IRAN is making a new bid to exploit its ultra-heavy crude reserves, bringing in a new contender for three fields two years after awarding an $800 million contract to an earlier would-be developer. However, there is speculation that the timing of the latest agreement is part of recent official attempts to counter the impression that tough US sanctions are damaging the country’s energy sector.

Potential Russian investors feature in Iran’s ultra-heavy crude development plans.

Petroleum Engineering & Development Company (Pedec) says an $800 million contract has been awarded to what it described as the partnership of Kish International Neft and Gazprom Pars for the Kuh-e Mond, Bushgan and Kuh-e Kaki fields. The two companies have Russian and Ukrainian content, a source in Tehran says.

First-phase development over 39 months will target an output of 11,000 barrels per day, rising to an eventual 22,000 bpd in another 39 months. Seven wells will be drilled in the first phase and another 19 in the second, Pedec says.

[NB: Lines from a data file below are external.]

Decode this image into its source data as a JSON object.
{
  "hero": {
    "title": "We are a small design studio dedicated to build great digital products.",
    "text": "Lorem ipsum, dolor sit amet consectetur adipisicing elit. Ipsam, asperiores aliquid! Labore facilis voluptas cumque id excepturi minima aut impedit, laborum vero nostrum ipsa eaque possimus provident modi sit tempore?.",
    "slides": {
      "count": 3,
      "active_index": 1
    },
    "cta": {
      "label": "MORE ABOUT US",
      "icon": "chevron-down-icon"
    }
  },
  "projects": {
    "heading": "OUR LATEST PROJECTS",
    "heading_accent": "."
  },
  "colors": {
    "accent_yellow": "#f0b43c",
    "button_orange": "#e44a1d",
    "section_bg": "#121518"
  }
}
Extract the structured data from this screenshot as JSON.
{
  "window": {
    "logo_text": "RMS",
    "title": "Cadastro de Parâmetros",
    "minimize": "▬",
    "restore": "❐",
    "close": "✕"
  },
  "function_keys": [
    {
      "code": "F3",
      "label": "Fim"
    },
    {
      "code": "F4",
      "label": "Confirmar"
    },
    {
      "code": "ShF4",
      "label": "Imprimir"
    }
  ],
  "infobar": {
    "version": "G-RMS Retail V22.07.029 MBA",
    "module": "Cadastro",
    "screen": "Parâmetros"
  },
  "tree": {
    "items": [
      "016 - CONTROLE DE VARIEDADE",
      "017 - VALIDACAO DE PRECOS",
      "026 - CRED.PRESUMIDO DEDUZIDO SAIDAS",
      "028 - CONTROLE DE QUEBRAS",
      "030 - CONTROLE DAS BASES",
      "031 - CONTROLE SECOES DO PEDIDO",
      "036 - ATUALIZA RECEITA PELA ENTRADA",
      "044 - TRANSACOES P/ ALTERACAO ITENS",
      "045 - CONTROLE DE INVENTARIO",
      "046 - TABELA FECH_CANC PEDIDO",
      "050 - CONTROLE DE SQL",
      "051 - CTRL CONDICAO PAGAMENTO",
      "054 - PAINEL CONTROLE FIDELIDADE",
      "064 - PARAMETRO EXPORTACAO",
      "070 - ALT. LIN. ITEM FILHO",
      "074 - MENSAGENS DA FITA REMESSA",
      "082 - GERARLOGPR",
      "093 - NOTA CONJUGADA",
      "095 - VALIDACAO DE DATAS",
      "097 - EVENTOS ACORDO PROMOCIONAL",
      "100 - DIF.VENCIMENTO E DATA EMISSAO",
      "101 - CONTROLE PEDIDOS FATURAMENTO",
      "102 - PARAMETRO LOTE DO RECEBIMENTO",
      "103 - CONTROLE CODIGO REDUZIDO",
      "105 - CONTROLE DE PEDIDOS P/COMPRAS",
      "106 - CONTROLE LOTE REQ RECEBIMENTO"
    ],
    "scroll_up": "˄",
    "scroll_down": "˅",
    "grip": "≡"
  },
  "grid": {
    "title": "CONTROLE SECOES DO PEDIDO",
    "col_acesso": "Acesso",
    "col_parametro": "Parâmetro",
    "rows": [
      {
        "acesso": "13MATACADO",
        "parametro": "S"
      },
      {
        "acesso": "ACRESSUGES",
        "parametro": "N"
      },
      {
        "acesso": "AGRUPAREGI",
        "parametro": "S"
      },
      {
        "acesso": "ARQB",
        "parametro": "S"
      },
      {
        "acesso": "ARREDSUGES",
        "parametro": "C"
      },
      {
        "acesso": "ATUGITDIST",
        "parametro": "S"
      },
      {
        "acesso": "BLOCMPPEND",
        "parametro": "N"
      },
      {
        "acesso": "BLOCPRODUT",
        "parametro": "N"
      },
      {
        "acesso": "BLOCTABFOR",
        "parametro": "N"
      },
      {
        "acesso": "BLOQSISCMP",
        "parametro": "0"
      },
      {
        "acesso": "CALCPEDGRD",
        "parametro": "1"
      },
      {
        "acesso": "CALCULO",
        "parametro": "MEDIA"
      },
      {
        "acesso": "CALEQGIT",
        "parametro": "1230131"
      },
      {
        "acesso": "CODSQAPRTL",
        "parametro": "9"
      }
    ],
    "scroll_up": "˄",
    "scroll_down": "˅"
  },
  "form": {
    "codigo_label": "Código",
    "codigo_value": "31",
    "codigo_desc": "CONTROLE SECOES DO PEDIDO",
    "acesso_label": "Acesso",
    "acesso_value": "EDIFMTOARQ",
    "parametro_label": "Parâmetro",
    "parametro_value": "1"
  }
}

National Iranian Oil Company (NIOC) managing director Ahmad Qalebani says the contract is one of 22 agreements scheduled to be finalised by the end of the Iranian year in late March.

Another three or four contracts will be signed in the coming days to raise the total so far to 12, he says. The remaining 10 promised contracts would presumably fall into the early part of the new year.

Iran claims to have been signing almost one contract per week since the autumn of 2011 – even as US-led sanctions have crippled its ability to tap international finance, and, in recent weeks, to even carry out transactions in US dollars and some other convertible currencies.

In late 2011, Pedec announced a $1 billion memorandum of understanding with Tatneft to develop the Zagheh heavy crude field for an eventual 55,000 bpd, but the Russian company quickly denied the report.

There have been several other such instances of premature or incorrect Iranian claims of contract awards since 2010.

In the case of the Kuh-e Mond, Bushgan and Kuh-e Kaki fields, sources says that the official description of the agreement as a contract is not accurate. “It’s a heads of agreement, which may be followed by talks on a possible buy-back deal later in the year,” says a source.

A firmer contract for the same three fields was signed in 2010 with Kish Island-based Kish International Petroleum Company (KIPC) – contingent on KIPC securing the necessary finance.

KIPC, which is part-owned by a non-Iranian entity, has had difficulty securing finance in China and elsewhere, but continues efforts in Russia and within Iran itself. Its $800 million contract remains in force.